Yen exchange rate against large data analysis and forecasting [complete code]

import numpy as np

import tensorflow as tf

from tensorflow.contrib import rnn

import matplotlib.pyplot as plt

from tensorflow.contrib.learn.python.learn.estimators.estimator import SKCompat

from matplotlib import style

import pandas as pd

Data = pd.read_excel ( ' yen - RMB * .xls ' , header = 0, = sheetname ' Sheet1 ' )

data.head()

time = data.iloc[:,0].tolist()

data = data.iloc[:,4].tolist()

style.use('ggplot')

plt.figure(figsize=(16,9))

plt.rcParams [ ' font.sans serif- ' ] = ' SimHei '  # # set the font to display Chinese SimHei 

plt.rcParams [ ' axes.unicode_minus ' ] = False # # Set the normal display symbols 

plt.title ( " raw data " )

plt.plot(time,data)

plt.show()

def data_processing(raw_data,scale=True):

    if scale == True:

        return (raw_data-np.mean(raw_data))/np.std(raw_data)#标准化

    else:

        return (raw_data-np.min(raw_data))/(np.max(raw_data)-np.min(raw_data))#极差规格化

'' ' Set the number of hidden neurons ' ''

HIDDEN_SIZE = 32

'' ' Set number of hidden layers ' ''

NUM_LAYERS = 1

'' ' Arranged in a time step of folding steps recursive ' ''

TIMESTEPS = 12

'' ' Provided training rounds ' ''

TRAINING_STEPS = 2000

'' ' Set training batch size ' ''

BATCH_SIZE = 64

def generate_data(seq):

    X- = [] # initialization input sequence X- 

    Y = [] # initialization sequence output Y

    '' ' To generate a time sequence type coherent set of samples, each corresponding to a row in the X specified step length input sequences, each row corresponding to a target value Y in the ratio a lag of X ' ''

    for i in range(len(seq) - TIMESTEPS - 1):

        X.append ([SEQ [I: I + timesteps]]) # from the input sequence of the first, and so the sampling step uninterrupted 

        Y.append ([SEQ [I + timesteps]]) # corresponding to each sequence X It lags a sequence of values

    return np.array(X, dtype=np.float32), np.array(Y, dtype=np.float32)

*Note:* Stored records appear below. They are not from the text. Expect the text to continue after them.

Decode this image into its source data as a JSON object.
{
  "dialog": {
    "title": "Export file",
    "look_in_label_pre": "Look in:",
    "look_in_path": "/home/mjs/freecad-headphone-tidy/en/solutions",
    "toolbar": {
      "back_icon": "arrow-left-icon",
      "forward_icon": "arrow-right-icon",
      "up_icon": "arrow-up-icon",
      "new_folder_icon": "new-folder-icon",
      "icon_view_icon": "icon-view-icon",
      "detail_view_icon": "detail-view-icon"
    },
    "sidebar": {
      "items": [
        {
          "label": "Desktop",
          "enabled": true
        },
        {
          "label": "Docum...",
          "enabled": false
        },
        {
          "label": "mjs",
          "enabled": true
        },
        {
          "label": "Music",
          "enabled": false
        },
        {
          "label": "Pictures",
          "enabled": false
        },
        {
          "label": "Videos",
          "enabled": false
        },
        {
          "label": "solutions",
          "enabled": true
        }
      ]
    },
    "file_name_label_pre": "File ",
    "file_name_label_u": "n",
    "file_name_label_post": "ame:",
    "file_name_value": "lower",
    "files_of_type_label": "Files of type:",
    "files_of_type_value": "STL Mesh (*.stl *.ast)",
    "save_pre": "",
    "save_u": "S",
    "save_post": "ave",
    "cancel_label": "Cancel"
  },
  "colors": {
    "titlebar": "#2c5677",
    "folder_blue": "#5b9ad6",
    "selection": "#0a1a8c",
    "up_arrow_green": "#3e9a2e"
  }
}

'' ' Defined LSTM cell assembly, which will be updated during the training parameters ' ''


def LstmCell():
    lstm_cell = rnn.BasicLSTMCell(HIDDEN_SIZE, state_is_tuple=True)  #

    return lstm_cell


'' ' Defined LSTM model ' ''


DEF lstm_model (X-, Y):
     '' ' to LSTM cell as defined above definition is based multilayer stack LSTM, where only one layer ' ''

    cell = rnn.MultiRNNCell([LstmCell() for _ in range(NUM_LAYERS)])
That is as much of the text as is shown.